I would like to use the the Playwright library to web scrape inside Google Cloud Functions.
I am quite a beginner in general with GCP and Python, so really not just looking for a solution, but more to learn best practices.
Assume the very basic scenario of using Playwright to browse to https://www.google.com, take a screenshot and return it to the browser using a get request...
So far, I have tried (without success) - the below:
main.py
import asyncio
from playwright.async_api import async_playwright
from google.cloud import functions_framework
from flask import send_file
import io
@functions_framework.http
def capture_screenshot(request):
screenshot = asyncio.run(take_screenshot())
return send_file(
io.BytesIO(screenshot),
mimetype='image/png',
as_attachment=False,
attachment_filename='screenshot.png'
)
async def take_screenshot():
async with async_playwright() as p:
browser = await p.chromium.launch()
page = await browser.new_page()
await page.goto('https://www.google.com')
screenshot = await page.screenshot(full_page=True)
await browser.close()
return screenshot
requirements.txt
playwright==1.34.0
Flask==2.3.3
google-cloud-functions==1.0.0
The code deploys, but when it runs, I get the below error returned to the browser:
500 Internal Server Error: The server encountered an internal error and was unable to complete your request.

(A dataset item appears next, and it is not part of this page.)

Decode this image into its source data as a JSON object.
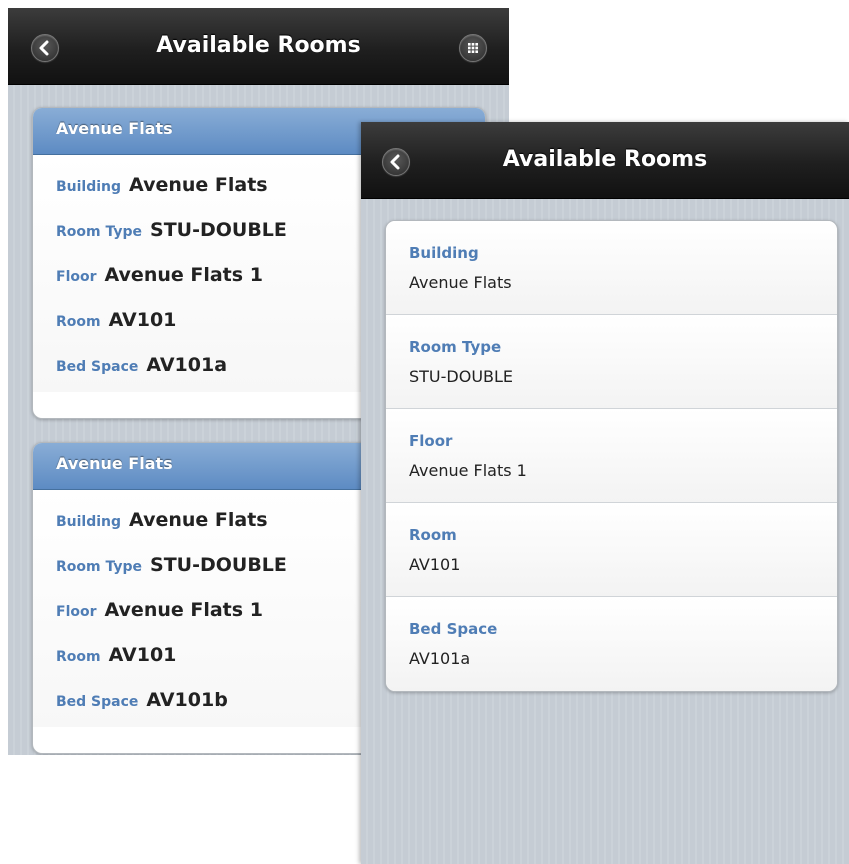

Either the server is overloaded or there is an error in the application.
Finally when looking through the logs, this is what I get:
[2024-08-11 03:41:08,376] ERROR in app: Exception on / [GET]

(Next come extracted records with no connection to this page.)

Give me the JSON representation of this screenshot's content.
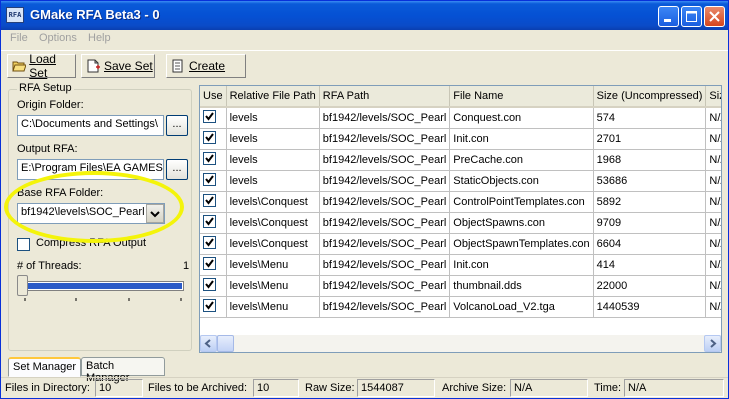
{
  "window": {
    "title": "GMake RFA Beta3 - 0",
    "icon_text": "RFA"
  },
  "menu": {
    "items": [
      "File",
      "Options",
      "Help"
    ]
  },
  "toolbar": {
    "load_label": "Load Set",
    "save_label": "Save Set",
    "create_label": "Create"
  },
  "setup": {
    "group_title": "RFA Setup",
    "origin_label": "Origin Folder:",
    "origin_value": "C:\\Documents and Settings\\",
    "output_label": "Output RFA:",
    "output_value": "E:\\Program Files\\EA GAMES\\",
    "base_label": "Base RFA Folder:",
    "base_value": "bf1942\\levels\\SOC_Pearl",
    "compress_label": "Compress RFA Output",
    "threads_label": "# of Threads:",
    "threads_value": "1",
    "browse_label": "..."
  },
  "grid": {
    "columns": [
      "Use",
      "Relative File Path",
      "RFA Path",
      "File Name",
      "Size (Uncompressed)",
      "Size (Compressed)"
    ],
    "rows": [
      {
        "use": true,
        "rel": "levels",
        "rfa": "bf1942/levels/SOC_Pearl",
        "name": "Conquest.con",
        "size": "574",
        "csize": "N/A"
      },
      {
        "use": true,
        "rel": "levels",
        "rfa": "bf1942/levels/SOC_Pearl",
        "name": "Init.con",
        "size": "2701",
        "csize": "N/A"
      },
      {
        "use": true,
        "rel": "levels",
        "rfa": "bf1942/levels/SOC_Pearl",
        "name": "PreCache.con",
        "size": "1968",
        "csize": "N/A"
      },
      {
        "use": true,
        "rel": "levels",
        "rfa": "bf1942/levels/SOC_Pearl",
        "name": "StaticObjects.con",
        "size": "53686",
        "csize": "N/A"
      },
      {
        "use": true,
        "rel": "levels\\Conquest",
        "rfa": "bf1942/levels/SOC_Pearl",
        "name": "ControlPointTemplates.con",
        "size": "5892",
        "csize": "N/A"
      },
      {
        "use": true,
        "rel": "levels\\Conquest",
        "rfa": "bf1942/levels/SOC_Pearl",
        "name": "ObjectSpawns.con",
        "size": "9709",
        "csize": "N/A"
      },
      {
        "use": true,
        "rel": "levels\\Conquest",
        "rfa": "bf1942/levels/SOC_Pearl",
        "name": "ObjectSpawnTemplates.con",
        "size": "6604",
        "csize": "N/A"
      },
      {
        "use": true,
        "rel": "levels\\Menu",
        "rfa": "bf1942/levels/SOC_Pearl",
        "name": "Init.con",
        "size": "414",
        "csize": "N/A"
      },
      {
        "use": true,
        "rel": "levels\\Menu",
        "rfa": "bf1942/levels/SOC_Pearl",
        "name": "thumbnail.dds",
        "size": "22000",
        "csize": "N/A"
      },
      {
        "use": true,
        "rel": "levels\\Menu",
        "rfa": "bf1942/levels/SOC_Pearl",
        "name": "VolcanoLoad_V2.tga",
        "size": "1440539",
        "csize": "N/A"
      }
    ]
  },
  "tabs": {
    "set_manager": "Set Manager",
    "batch_manager": "Batch Manager"
  },
  "status": {
    "files_in_dir_label": "Files in Directory:",
    "files_in_dir_value": "10",
    "to_archive_label": "Files to be Archived:",
    "to_archive_value": "10",
    "raw_size_label": "Raw Size:",
    "raw_size_value": "1544087",
    "archive_size_label": "Archive Size:",
    "archive_size_value": "N/A",
    "time_label": "Time:",
    "time_value": "N/A"
  },
  "colors": {
    "titlebar": "#0551d4",
    "selection": "#316ac5",
    "highlight_annotation": "#f4f40a"
  }
}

Traceback (most recent call last):
File "/layers/google.python.pip/pip/lib/python3.11/site-packages/flask/app.py", line 2190, in wsgi_app
response = self.full_dispatch_request()
^^^^^^^^^^^^^^^^^^^^^^^^^^^^
File "/layers/google.python.pip/pip/lib/python3.11/site-packages/flask/app.py", line 1486, in full_dispatch_request
rv = self.handle_user_exception(e)
^^^^^^^^^^^^^^^^^^^^^^^^^^^^^
File "/layers/google.python.pip/pip/lib/python3.11/site-packages/flask/app.py", line 1484, in full_dispatch_request
rv = self.dispatch_request()
^^^^^^^^^^^^^^^^^^^^^^^
File "/layers/google.python.pip/pip/lib/python3.11/site-packages/flask/app.py", line 1469, in dispatch_request
return self.ensure_sync(self.view_functions[rule.endpoint])(**view_args)
^^^^^^^^^^^^^^^^^^^^^^^^^^^^^^^^^^^^^^^^^^^^^^^^^^^^^^^^^^^^^^^^^
File "/layers/google.python.pip/pip/lib/python3.11/site-packages/functions_framework/__init__.py", line 99, in view_func
return function(request._get_current_object())

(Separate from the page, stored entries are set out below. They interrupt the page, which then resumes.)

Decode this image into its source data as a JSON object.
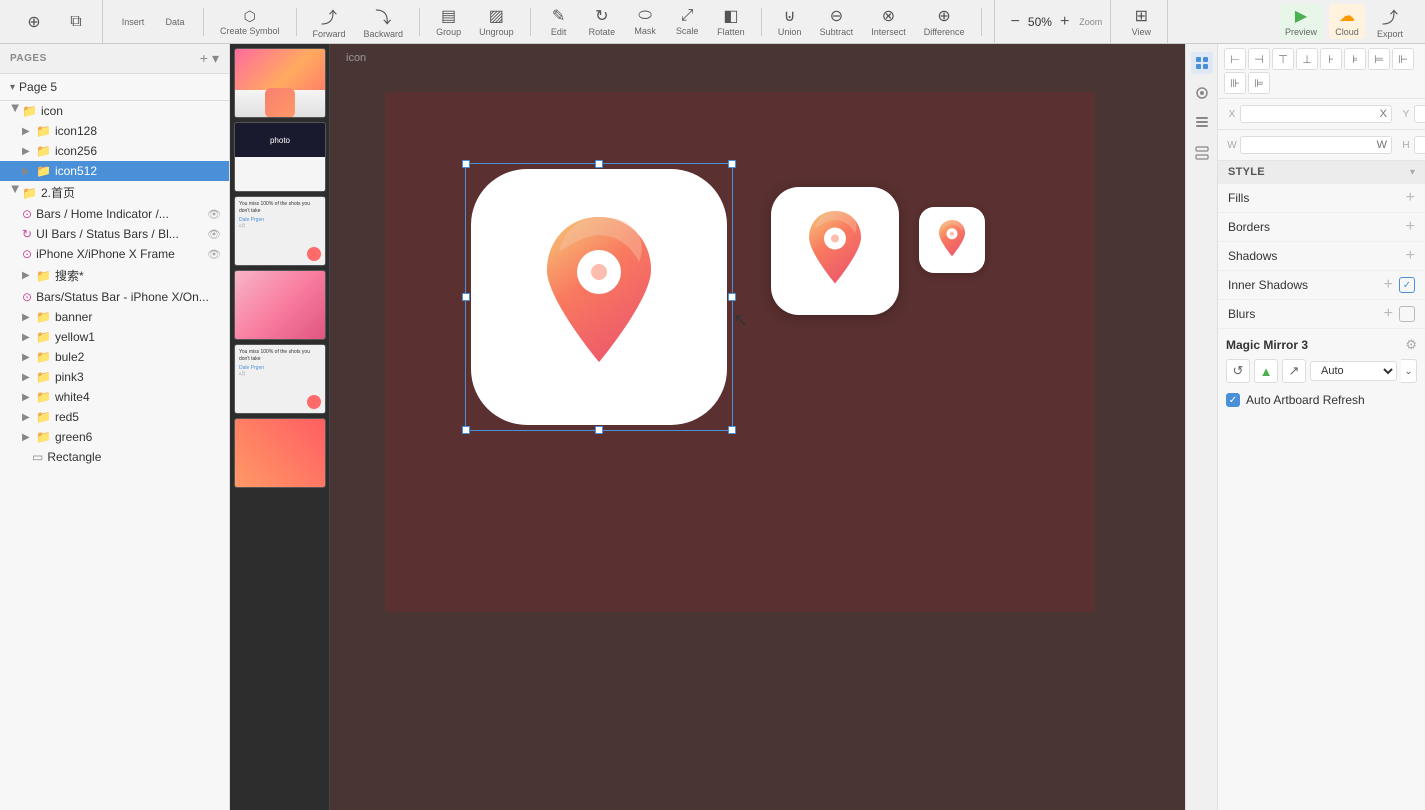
{
  "toolbar": {
    "insert_label": "Insert",
    "data_label": "Data",
    "create_symbol_label": "Create Symbol",
    "forward_label": "Forward",
    "backward_label": "Backward",
    "group_label": "Group",
    "ungroup_label": "Ungroup",
    "edit_label": "Edit",
    "rotate_label": "Rotate",
    "mask_label": "Mask",
    "scale_label": "Scale",
    "flatten_label": "Flatten",
    "union_label": "Union",
    "subtract_label": "Subtract",
    "intersect_label": "Intersect",
    "difference_label": "Difference",
    "zoom_label": "Zoom",
    "zoom_value": "50%",
    "view_label": "View",
    "preview_label": "Preview",
    "cloud_label": "Cloud",
    "export_label": "Export"
  },
  "pages": {
    "header": "PAGES",
    "current_page": "Page 5",
    "add_icon": "+",
    "menu_icon": "▾"
  },
  "layers": {
    "root_group": "icon",
    "items": [
      {
        "id": "icon128",
        "name": "icon128",
        "type": "folder",
        "depth": 1,
        "expanded": false
      },
      {
        "id": "icon256",
        "name": "icon256",
        "type": "folder",
        "depth": 1,
        "expanded": false
      },
      {
        "id": "icon512",
        "name": "icon512",
        "type": "folder",
        "depth": 1,
        "expanded": false,
        "selected": true
      },
      {
        "id": "2首页",
        "name": "2.首页",
        "type": "folder",
        "depth": 0,
        "expanded": true
      },
      {
        "id": "bars-home",
        "name": "Bars / Home Indicator /...",
        "type": "symbol",
        "depth": 1,
        "hasVisibility": true
      },
      {
        "id": "ui-bars",
        "name": "UI Bars / Status Bars / Bl...",
        "type": "symbol",
        "depth": 1,
        "hasVisibility": true
      },
      {
        "id": "iphone-x",
        "name": "iPhone X/iPhone X Frame",
        "type": "symbol",
        "depth": 1,
        "hasVisibility": true
      },
      {
        "id": "search",
        "name": "搜索*",
        "type": "folder",
        "depth": 1,
        "expanded": false
      },
      {
        "id": "bars-status",
        "name": "Bars/Status Bar - iPhone X/On...",
        "type": "symbol",
        "depth": 1
      },
      {
        "id": "banner",
        "name": "banner",
        "type": "folder",
        "depth": 1,
        "expanded": false
      },
      {
        "id": "yellow1",
        "name": "yellow1",
        "type": "folder",
        "depth": 1,
        "expanded": false
      },
      {
        "id": "bule2",
        "name": "bule2",
        "type": "folder",
        "depth": 1,
        "expanded": false
      },
      {
        "id": "pink3",
        "name": "pink3",
        "type": "folder",
        "depth": 1,
        "expanded": false
      },
      {
        "id": "white4",
        "name": "white4",
        "type": "folder",
        "depth": 1,
        "expanded": false
      },
      {
        "id": "red5",
        "name": "red5",
        "type": "folder",
        "depth": 1,
        "expanded": false
      },
      {
        "id": "green6",
        "name": "green6",
        "type": "folder",
        "depth": 1,
        "expanded": false
      },
      {
        "id": "rectangle",
        "name": "Rectangle",
        "type": "rectangle",
        "depth": 1
      }
    ]
  },
  "canvas": {
    "artboard_label": "icon",
    "background_color": "#5c3535"
  },
  "coordinates": {
    "x_label": "X",
    "x_value": "",
    "y_label": "Y",
    "y_value": "",
    "w_label": "W",
    "w_value": "",
    "h_label": "H",
    "h_value": ""
  },
  "style_panel": {
    "style_label": "STYLE",
    "arrow": "▾",
    "fills_label": "Fills",
    "borders_label": "Borders",
    "shadows_label": "Shadows",
    "inner_shadows_label": "Inner Shadows",
    "blurs_label": "Blurs"
  },
  "magic_mirror": {
    "title": "Magic Mirror 3",
    "auto_label": "Auto",
    "auto_refresh_label": "Auto Artboard Refresh"
  },
  "arrange_toolbar": {
    "btns": [
      "⊞",
      "⊟",
      "⊠",
      "⊡",
      "⊞",
      "⊟",
      "⊠",
      "⊡",
      "⊞",
      "⊟"
    ]
  }
}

^^^^^^^^^^^^^^^^^^^^^^^^^^^^^^^^^^^^^^^
File "/layers/google.python.pip/pip/lib/python3.11/site-packages/functions_framework/__init__.py", line 80, in wrapper
return func(*args, **kwargs)
^^^^^^^^^^^^^^^^^^^^^
File "/workspace/main.py", line 9, in capture_screenshot
screenshot = asyncio.run(take_screenshot())
^^^^^^^^^^^^^^^^^^^^^^^^^^^^^^
File "/layers/google.python.runtime/python/lib/python3.11/asyncio/runners.py", line 190, in run
return runner.run(main)
^^^^^^^^^^^^^^^^
File "/layers/google.python.runtime/python/lib/python3.11/asyncio/runners.py", line 118, in run
return self._loop.run_until_complete(task)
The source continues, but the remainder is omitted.